In 1993 Phettberg received the Franz Grillparzer Prize from the “Anonymous Actionists” and in 2002 the Prize of the City of Vienna for journalism. At the time, the then City Councilor for Culture Andreas Mailath-Pokorny (SPÖ) called Phettberg a “radical and subjective observer of everyday life in Vienna” and that he wrote cultural history with his “Nette Leit Show”. In 2007 his old friend and discoverer Kurt Palm dedicated the documentary “Hermes Phettberg, Elender” to him, in which the two of them review the life of the once colorful Viennese scene figure in a dialogue.

Public bondage and great excitement

In 2012 he caused a stir with “Garten der Lüste”, a public tie-up campaign as part of the “Vienna Week”, and in the same year the artist book “Everything Terrible! Selected Texts” was published by Sensationsverlag.
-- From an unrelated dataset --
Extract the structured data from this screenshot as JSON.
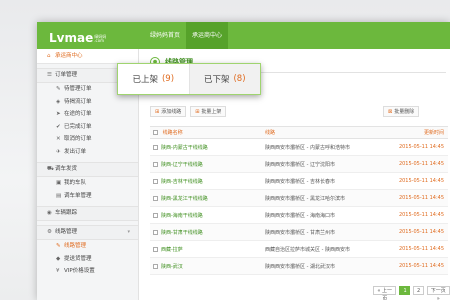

When Sobo Swobodnik’s black-and-white documentary “The Pope isn’t a Jeans Boy”, which won the 2012 Max Ophüls Prize, about Phettberg’s everyday life was shown on 28 evenings in Vienna’s Stadtkino in the summer of 2013, the protagonist, despite having a walking disability, attended every single screening .

Walter Fröhlich made a graphic novel out of the entries made in his “gestion protocol” during this period: “Blue Jeans. The Phettberg Comic” was published in 2015 outside of the book market, financed by a crowdfunding campaign. Also in 2015, Phettberg starred in the feature film “A Perception” by German director Daniel Pfander.